道中、昼間には見かけなかったフクロウ型の魔物や数多くの虫の魔物が出現し始めた。視界が悪いので思ったように動けず、少し苦戦することになる。
思わぬ苦戦に、周囲を照らす魔法の習得は必須だなと私は密かに思った。
孤島では夜に出歩くことはなかったし、あっても魔道ランタンで照らしていたので、文明の利器に頼っていた弊害が出てしまった。
それから、一時間も掛からない内に町にはたどり着く。当たり前ではあるが町はゴーストタウンと化していた。
幸い、ほとんどの家屋が無事で、魔物の気配もしない。いつの間にか、教会を出てから感じていた魔物の気配も無くなっている。どうやらこの町の退魔結界は生きているようだ。
退魔結界というのは、町や村に設置されている魔物を追い払う結界のことだ。
結界は、魔法術式を刻んだ“魔法陣”を描き、発動させる魔法だ。この術式を刻んで魔法を発動させる魔法形態を“術式魔法”と呼ぶ。

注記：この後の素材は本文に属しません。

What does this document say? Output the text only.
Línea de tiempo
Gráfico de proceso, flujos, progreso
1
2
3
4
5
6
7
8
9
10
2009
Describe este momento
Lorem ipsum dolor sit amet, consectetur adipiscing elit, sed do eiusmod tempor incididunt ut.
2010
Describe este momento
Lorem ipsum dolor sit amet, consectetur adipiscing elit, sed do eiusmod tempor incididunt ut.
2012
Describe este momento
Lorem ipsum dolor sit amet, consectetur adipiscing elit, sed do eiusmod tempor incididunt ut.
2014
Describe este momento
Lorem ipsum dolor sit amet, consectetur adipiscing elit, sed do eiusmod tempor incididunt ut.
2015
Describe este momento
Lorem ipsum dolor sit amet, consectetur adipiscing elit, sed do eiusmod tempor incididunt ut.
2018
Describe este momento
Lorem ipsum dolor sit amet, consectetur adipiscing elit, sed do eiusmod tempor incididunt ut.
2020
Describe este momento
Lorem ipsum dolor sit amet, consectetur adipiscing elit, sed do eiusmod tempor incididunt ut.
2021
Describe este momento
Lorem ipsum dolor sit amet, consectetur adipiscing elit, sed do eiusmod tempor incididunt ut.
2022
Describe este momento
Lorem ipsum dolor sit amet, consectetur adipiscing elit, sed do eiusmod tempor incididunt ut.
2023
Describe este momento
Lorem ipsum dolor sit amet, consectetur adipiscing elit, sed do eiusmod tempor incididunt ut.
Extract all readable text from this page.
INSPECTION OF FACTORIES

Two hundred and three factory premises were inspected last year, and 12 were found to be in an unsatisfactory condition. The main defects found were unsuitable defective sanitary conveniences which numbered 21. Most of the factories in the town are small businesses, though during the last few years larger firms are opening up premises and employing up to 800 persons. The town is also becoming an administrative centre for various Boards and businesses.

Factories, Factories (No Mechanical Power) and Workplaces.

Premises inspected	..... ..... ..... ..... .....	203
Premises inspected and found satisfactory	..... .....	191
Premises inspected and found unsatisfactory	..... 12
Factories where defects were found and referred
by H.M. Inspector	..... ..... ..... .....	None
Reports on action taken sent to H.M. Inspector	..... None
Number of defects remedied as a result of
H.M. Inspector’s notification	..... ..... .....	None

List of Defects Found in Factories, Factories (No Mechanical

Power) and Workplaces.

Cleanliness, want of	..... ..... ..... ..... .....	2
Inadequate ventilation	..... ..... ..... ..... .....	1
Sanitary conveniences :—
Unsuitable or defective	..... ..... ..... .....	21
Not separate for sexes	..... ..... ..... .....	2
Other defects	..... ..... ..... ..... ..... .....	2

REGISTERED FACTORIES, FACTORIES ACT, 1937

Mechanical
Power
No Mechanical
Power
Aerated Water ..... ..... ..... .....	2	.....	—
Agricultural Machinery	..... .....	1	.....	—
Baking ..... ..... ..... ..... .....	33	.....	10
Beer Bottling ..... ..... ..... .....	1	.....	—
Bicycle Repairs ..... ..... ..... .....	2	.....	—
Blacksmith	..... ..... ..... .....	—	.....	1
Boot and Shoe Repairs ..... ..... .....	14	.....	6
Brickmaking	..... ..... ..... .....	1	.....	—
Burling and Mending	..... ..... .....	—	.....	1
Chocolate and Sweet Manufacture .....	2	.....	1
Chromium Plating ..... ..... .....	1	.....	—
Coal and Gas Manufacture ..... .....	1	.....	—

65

この町で結界を発生させるために使用されているのはおそらく魔道具だ。
魔道具には、ランタンのような小さなものから、
ティタニアにも魔道具職人はいたので、島にいた時にはお世話になったものだ。
「町の真ん中に見える時計塔。おそらくあれが結界の発生装置だろう」
「はい。あれほど巨大な魔道具を使っているだなんて、ここはかなり発展した都市だったのでしょう」
魔道具は、定期的に魔力の補充とメンテナンスが必要になる。だが、この町で使われている魔道具はエーテルを自動で吸い上げ、結界のエネルギーに変えているっぽい。
これの利点は魔力の補充が必要ないこと。しかし、その反面かなり繊細な作りになっているらしく、運用していくには十二分なメンテナンスとケアが必要になる。コストは安いが維持費は高いと言ったところか。
この森が災害にあったのは八十年前と聞く。その間、誰も手を付けていないはずだ。
私は何とも言えない不安感を抱き、時計塔を眺めながら宿屋であろう建物に入っていった。
直後、結界が不自然に揺らめく。既に屋内に入った私たちは、その揺らめきに気づくことはなかった。